農水省、減反廃止後の全国組織に生産調整は託さず JAと綱引き (1/2ページ)

来年の減反廃止を控え、大きな転機を迎える農業。好機ととらえ、減反に頼らない農家も増えている=新潟県五泉市
来年の減反廃止を控え、大きな転機を迎える農業。好機ととらえ、減反に頼らない農家も増えている=新潟県五泉市【拡大】

 2018年産米から国による生産調整(減反)が廃止されることに対し、農林水産省は16日、影響を緩和する対策の論点を提示した。最大の焦点は全国規模で供給量を調整する新組織のあり方だ。設置を要望している全国農業協同組合中央会(JA全中)は国に代わる生産量の配分役を求め、情報共有や市場開拓の助言をする役割にとどめたい農水省との間で綱引きが続いている。

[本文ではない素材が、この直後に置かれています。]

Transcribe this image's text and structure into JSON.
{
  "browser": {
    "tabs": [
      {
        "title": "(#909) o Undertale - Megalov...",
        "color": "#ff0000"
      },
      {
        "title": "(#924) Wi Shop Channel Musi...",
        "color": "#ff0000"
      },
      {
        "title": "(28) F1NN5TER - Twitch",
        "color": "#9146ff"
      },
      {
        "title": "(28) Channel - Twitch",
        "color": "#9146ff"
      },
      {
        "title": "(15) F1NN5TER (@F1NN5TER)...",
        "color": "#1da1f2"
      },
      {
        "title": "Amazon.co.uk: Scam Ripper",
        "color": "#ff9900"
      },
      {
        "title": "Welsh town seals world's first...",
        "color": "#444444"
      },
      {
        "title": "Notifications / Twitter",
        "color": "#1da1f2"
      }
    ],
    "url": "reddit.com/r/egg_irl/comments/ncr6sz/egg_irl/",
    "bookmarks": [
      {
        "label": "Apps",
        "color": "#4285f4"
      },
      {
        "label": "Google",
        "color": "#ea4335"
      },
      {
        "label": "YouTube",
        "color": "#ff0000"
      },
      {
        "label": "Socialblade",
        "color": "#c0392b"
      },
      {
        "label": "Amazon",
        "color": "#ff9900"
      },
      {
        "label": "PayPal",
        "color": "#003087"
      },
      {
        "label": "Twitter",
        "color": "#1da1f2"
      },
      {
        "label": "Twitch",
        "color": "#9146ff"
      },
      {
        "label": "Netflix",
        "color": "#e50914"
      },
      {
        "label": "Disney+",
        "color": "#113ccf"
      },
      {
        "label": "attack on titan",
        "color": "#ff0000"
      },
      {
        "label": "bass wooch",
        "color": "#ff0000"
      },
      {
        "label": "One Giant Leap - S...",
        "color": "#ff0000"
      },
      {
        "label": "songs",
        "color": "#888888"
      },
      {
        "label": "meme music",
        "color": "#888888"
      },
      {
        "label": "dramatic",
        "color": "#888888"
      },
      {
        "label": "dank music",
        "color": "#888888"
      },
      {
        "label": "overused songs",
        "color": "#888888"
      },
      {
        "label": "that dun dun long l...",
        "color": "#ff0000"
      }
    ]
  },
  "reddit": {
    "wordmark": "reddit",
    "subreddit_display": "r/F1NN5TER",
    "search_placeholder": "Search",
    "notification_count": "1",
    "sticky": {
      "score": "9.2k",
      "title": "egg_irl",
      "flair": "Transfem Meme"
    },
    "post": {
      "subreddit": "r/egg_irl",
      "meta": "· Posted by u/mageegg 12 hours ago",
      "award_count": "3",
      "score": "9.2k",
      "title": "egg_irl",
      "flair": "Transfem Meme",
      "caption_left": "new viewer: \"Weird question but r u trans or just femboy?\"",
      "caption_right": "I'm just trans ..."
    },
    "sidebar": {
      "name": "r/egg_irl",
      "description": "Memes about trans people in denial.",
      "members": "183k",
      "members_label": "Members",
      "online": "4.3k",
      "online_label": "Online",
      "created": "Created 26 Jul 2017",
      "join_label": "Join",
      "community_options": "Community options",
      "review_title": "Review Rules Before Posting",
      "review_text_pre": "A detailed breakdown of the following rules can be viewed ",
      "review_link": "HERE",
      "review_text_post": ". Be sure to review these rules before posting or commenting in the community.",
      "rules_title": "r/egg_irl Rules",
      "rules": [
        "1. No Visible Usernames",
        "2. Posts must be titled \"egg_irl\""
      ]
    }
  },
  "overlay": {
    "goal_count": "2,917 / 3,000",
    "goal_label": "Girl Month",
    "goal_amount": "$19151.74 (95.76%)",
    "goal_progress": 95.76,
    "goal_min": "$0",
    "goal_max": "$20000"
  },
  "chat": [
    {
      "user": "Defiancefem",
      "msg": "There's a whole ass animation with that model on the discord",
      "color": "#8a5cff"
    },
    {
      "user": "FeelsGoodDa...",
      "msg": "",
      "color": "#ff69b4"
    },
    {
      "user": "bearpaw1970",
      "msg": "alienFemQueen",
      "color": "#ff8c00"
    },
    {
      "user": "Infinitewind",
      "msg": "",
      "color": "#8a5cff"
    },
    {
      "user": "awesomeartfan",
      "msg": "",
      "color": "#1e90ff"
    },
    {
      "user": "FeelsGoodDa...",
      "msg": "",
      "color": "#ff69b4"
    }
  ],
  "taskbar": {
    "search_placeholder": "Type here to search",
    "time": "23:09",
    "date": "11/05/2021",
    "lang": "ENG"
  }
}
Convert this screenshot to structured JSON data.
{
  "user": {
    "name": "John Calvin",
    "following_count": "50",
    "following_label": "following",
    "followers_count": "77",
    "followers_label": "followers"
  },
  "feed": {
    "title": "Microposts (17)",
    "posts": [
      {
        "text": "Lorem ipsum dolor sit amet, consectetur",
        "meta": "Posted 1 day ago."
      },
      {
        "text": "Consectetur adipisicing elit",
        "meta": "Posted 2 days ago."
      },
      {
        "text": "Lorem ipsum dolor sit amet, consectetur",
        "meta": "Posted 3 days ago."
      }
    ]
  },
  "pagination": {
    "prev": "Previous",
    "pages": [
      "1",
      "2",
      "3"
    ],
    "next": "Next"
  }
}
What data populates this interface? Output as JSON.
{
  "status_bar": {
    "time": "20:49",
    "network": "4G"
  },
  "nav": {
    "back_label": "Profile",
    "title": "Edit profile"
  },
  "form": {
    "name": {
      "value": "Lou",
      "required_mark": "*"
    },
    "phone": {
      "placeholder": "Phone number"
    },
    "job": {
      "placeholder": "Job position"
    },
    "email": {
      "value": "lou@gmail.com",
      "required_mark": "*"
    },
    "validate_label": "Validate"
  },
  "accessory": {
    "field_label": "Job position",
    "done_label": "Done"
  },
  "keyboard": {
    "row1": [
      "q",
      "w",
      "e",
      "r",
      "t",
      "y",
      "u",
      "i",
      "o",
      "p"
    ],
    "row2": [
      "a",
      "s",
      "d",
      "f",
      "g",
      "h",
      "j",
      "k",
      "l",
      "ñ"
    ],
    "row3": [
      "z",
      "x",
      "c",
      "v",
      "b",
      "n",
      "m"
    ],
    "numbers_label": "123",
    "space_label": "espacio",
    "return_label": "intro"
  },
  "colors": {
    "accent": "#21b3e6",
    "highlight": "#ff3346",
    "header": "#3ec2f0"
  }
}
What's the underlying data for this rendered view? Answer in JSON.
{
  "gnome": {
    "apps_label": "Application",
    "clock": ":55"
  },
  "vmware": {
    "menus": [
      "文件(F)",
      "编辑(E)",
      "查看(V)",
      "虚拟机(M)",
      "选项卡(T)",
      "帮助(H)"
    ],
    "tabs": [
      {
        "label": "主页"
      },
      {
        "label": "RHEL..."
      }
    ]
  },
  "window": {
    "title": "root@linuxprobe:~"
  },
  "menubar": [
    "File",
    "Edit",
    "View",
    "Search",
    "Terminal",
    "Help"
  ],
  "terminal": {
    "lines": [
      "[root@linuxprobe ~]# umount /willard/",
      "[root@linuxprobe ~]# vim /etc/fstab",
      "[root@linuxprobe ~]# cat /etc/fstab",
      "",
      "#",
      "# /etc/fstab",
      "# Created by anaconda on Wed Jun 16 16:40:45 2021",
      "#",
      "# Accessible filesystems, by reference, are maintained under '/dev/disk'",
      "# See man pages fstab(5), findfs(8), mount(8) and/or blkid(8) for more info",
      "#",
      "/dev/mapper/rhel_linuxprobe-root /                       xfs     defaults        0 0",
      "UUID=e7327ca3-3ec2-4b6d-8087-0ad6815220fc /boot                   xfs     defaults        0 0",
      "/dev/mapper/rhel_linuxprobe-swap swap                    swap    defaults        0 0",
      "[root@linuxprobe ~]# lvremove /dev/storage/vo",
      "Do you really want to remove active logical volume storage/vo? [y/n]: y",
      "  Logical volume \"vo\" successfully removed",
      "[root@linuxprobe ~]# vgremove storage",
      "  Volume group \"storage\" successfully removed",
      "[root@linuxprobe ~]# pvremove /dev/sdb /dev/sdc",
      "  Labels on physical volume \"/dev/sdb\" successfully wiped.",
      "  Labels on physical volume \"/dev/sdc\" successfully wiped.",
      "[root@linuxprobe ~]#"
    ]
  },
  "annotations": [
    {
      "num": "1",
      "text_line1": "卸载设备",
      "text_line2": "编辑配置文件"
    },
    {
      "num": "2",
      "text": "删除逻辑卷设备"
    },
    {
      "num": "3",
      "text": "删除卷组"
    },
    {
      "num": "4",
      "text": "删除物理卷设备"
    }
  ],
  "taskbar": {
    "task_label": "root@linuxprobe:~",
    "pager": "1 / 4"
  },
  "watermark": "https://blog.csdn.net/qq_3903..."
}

 同日開かれた自民党の農林関係の会合で示された論点では、新たな全国組織について、生産量の調整を行うのではなく、全国の需給を把握し、産地と流通、食品事業者をつなぐ取り組みを支援するとした。外食産業など、全国に広がる新しい需要を把握するために一定の意義は認めるものの、国の代わりに生産調整を実施すれば減反廃止が骨抜きになりかねないからだ。

 このほか、災害や農産物の価格下落による減収を穴埋めする収入保険の加入促進などの経営安定策を充実させ、需要拡大のために海外市場の開拓を強化する方針を示した。

 減反制度は、コメが余り価格が下落しないように国が都道府県に作付面積の目標を配分する仕組み。現在は減反に応じた農家に10アール当たり7500円の直接支払交付金が支払われている。